Robert Robinson
Robinson, Robert (1886-1975) was a British chemist. He won the 1947 Nobel Prize in chemistry for his research on biologically significant plant substances. He studied many important natural plant substances and developed methods for making many of these substances artificially.
Robinson was born on Sept. 13, 1886, on a farm near Chesterfield. England. He earned a bachelor of science degree in chemistry in 1905 and a doctor of science degree in 1910, both from the University of Manchester.
In 1912, Robinson married Gertrude Maud Walsh, who also had attended the University of Manchester. Together they studied flower pigments (colored substances). These pigments included anthocyanin (blue and red) and anthoxanthin (yellow and brown). The couple had two children.

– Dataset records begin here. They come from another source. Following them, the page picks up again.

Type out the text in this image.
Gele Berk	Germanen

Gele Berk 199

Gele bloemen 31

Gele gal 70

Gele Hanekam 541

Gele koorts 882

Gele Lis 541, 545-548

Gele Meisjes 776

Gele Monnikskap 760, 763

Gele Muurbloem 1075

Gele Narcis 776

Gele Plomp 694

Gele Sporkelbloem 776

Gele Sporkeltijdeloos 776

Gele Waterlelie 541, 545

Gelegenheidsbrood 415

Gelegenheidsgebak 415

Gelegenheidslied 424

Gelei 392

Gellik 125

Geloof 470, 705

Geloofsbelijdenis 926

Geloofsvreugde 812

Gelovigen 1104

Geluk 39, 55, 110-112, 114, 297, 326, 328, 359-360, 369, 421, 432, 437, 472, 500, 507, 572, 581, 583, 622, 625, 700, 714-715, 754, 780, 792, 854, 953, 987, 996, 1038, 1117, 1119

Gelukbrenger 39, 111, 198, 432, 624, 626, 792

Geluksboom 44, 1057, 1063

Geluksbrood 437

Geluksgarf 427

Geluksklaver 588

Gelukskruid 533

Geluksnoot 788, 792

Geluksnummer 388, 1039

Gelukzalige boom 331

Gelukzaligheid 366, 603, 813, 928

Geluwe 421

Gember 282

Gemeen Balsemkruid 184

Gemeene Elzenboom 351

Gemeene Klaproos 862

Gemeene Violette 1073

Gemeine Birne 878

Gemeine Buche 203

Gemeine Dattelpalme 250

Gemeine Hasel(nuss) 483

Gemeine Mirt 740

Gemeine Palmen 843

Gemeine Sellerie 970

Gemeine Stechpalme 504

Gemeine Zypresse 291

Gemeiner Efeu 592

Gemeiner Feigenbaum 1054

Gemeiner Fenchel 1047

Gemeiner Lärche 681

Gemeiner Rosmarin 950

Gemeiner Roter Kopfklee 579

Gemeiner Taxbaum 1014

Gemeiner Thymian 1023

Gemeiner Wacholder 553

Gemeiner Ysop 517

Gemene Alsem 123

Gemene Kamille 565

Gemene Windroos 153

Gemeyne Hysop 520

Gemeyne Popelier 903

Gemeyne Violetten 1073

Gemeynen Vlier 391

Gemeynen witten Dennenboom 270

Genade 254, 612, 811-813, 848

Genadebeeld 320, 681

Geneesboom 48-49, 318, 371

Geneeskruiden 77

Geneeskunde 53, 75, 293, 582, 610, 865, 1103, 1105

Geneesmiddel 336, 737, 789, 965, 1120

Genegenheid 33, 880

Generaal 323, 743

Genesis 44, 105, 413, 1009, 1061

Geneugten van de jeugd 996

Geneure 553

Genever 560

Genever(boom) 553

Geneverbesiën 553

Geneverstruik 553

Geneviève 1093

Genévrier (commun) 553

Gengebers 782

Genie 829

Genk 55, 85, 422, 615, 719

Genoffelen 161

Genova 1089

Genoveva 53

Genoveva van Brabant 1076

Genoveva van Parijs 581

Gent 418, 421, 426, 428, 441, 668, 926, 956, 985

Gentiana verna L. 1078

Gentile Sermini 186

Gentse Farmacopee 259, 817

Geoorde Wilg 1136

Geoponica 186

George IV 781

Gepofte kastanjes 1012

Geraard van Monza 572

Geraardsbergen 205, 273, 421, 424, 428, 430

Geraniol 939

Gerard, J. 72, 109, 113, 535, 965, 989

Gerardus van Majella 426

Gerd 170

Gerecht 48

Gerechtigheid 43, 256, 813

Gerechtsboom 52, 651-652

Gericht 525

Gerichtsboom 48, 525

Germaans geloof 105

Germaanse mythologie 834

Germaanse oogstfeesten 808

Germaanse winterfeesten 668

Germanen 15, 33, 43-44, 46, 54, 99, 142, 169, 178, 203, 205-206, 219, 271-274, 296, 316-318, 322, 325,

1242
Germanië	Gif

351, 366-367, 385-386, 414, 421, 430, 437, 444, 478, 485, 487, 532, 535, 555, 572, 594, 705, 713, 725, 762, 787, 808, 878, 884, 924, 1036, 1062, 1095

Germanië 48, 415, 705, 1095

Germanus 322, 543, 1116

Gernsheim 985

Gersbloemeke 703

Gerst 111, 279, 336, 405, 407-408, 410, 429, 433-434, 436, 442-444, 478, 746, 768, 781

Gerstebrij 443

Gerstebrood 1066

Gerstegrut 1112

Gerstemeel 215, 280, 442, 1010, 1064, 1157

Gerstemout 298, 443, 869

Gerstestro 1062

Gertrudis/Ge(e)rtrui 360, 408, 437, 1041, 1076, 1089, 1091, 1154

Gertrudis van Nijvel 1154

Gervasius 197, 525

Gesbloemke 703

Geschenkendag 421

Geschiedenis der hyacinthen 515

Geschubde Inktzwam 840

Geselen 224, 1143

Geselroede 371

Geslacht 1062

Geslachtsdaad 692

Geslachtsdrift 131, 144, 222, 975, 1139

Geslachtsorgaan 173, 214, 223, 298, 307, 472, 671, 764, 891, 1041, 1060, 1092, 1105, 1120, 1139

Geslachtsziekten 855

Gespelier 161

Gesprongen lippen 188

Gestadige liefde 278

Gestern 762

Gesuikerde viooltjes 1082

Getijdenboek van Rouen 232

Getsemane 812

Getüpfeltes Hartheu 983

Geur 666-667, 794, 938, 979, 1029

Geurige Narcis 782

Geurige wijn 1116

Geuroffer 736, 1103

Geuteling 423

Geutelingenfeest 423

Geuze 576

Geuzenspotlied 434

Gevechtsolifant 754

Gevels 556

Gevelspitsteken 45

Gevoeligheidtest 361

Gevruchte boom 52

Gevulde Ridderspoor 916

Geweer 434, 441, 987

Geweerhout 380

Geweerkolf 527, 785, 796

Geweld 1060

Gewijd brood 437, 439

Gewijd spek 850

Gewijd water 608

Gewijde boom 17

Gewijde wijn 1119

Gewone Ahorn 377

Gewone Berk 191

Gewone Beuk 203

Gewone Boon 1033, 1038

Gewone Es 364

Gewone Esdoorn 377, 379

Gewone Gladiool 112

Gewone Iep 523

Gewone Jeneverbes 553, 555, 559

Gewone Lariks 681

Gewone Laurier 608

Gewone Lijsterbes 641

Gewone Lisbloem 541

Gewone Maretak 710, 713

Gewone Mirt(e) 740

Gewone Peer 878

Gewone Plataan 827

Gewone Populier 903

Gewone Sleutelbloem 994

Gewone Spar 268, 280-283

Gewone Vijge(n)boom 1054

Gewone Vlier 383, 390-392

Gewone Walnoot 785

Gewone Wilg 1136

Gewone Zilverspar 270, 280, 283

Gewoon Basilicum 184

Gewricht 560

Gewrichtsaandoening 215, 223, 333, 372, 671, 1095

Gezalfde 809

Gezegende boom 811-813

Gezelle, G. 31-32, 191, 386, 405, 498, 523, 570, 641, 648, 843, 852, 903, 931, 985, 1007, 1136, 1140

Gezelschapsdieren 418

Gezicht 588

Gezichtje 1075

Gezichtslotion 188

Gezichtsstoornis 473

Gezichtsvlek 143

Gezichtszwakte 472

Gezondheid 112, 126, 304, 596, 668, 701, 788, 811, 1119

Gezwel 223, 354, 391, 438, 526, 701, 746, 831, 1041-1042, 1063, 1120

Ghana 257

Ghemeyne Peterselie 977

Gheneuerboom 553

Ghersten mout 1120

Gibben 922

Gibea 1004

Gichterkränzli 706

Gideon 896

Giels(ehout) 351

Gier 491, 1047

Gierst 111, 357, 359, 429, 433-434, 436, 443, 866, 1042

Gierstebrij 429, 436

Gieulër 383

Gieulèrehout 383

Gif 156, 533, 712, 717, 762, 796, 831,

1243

Robinson held the position of chair of organic chemistry at a series of universities: the University of Sydney in Australia (1912–1915), the University of Liverpool in England (1915–1920), St. Andrews University in Scotland (1921–1922), Manchester University (1922–1928), University College in London (1928–1930), and Oxford University (1930–1955).
Much of Robinson's most important research was done at Oxford. In 1925, he worked out the chemical structure of morphine, a drug made from the poppy plant that is used to relieve severe pain. In 1942, he studied the behavior of penicillin, a powerful drug used to treat infections caused by bacteria, and determined its chemical structure. Penicillin comes from molds.
Robinson received many honors. In 1920, he was elected a fellow (member) of the Royal Society, the leading scientific organization in the United Kingdom, and he served as its president from 1945 to 1950. He was knighted in 1939.
Robinson's wife died in 1954. Robinson married Steam Sylvia Hershey Hillstrom in 1957. That year, he also founded Tetrahedron, an international journal of organic chemistry. Robinson died on Feb. 8, 1975, in Great Missenden, England.